Dual Role of Inflammasome Adaptor ASC in Cancer

Abstract

Apoptosis-associated Speck-like protein containing a CARD (caspase activation and recruitment domain) (ASC), also called PYCARD/Target of Methylation-induced Silencing-1 (TMS1), was originally discovered as a protein that forms aggregates ("specks") in human leukemia cells treated with chemotherapeutic agents. Its expression was found to be silenced by methylation in many human tumors, preventing tumor cells from undergoing apoptosis and supporting its role as a tumor suppressor. Subsequently, ASC was also identified as a central adaptor molecule of the inflammasome complex, which mediates the secretion of inflammatory cytokines (i.e., IL-1β and IL-18). Inflammatory cytokines have been shown to mediate tumor-promoting functions. Thus, in the context of cancer development and progression, ASC may exert opposing functions, i.e., be either tumor-suppressing by inducing tumor cell apoptosis, or tumor-promoting by favoring secretion of inflammatory cytokines (by tumor cells and/or tumor infiltrating myeloid cells) within the tumor microenvironment. Here, we report and discuss this dual role of ASC by also considering the final contribution of each of its two main functions in several cancer types, taking into consideration the correlation between ASC expression, clinical correlates, and patients' survival. ASC and inflammasome targeting strategies are being developed. However, before the use of such treatments in clinical practice, it is fundamental to better dissect the role of ASC in different tumors, in order to privilege or avoid their use in those tumors in which ASC exerts an anti-tumor or pro-tumor function, respectively.

Keywords: ASC/TMS1; IL-18; IL1; inflammasome; myeloid cells; tumor cells; tumor suppressor gene.

FIGURE 1

Dual role of ASC/TMS1 in cancer. (A) Pro-apoptotic function. In normal epithelial cells differentiation and stress/damage cell signals induce the onco-suppressor p53 to activate transcription of several genes, among these ASC. Activated ASC binds to Bax and the ASC-Bax complex translocates to mitochondria mediating Citochrome C (Cit C) release. Cit C activates the initiator caspases-8 or -9, which in turn activate caspase-3 and the apoptotic cascade. At difference with normal epithelial cells, in cancer cell methylation (Meth) of the promoter region of ASC induces gene silencing and inhibits apoptosis, thus contributing to cell survival and tumor development (Hanahan and Weinberg, 2011). (B) Pro-inflammatory function in cancer cells. In cancer cells and myeloid cells (such as TAMs), recognition of pathogen- or damage-associated molecular patterns (PAMPs, DAMPs) induces the assembly/polymerization of the inflammasome molecular complex, which in cancer cells is otherwise often constitutively activated as a result of genetic lesions (Kolb et al., 2014; Kantono and Guo, 2017; Karan, 2018; Karki and Kanneganti, 2019). The inflammasome is composed by a multimerized module formed by a sensor Nod Leucine-Rich Repeat-containing receptor, such as NLRP3, bound to the pyrin domain of the adaptor ASC, which in turn is bound, through its CARD domain, to pro-caspase-1. The multimerized complex forms a speck that induces caspase-1 activation.
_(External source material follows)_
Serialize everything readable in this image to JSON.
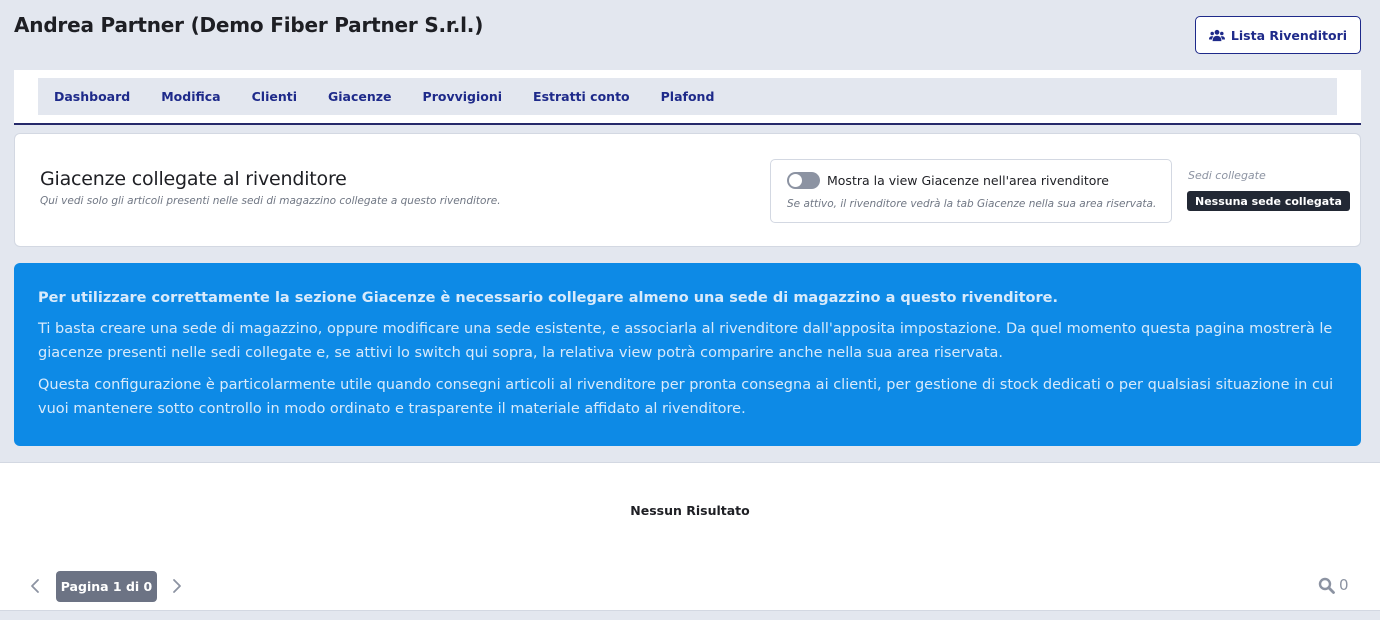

Caspase-1 can then catalyze the proteolytic cleavage and activation of IL-1β and IL-18. Sensing of PAMPS or DAMPS also induces activation of NF-κB, which translocates to the nucleus and activates transcription of pro-IL-1β and pro-IL-18. ASC specks and inflammatory cytokines (IL-1β and IL-18) are released from cancer cells, through mechanisms not completely elucidated (?), and captured by TAMs contributing to massive IL-1β release with auto-activation of cancer cells, as well as triggering of other immune or stromal cell components in the tumor microenvironment. IL-18 can contribute to cancer cell proliferation by inhibiting caspase-8 mediated apoptosis.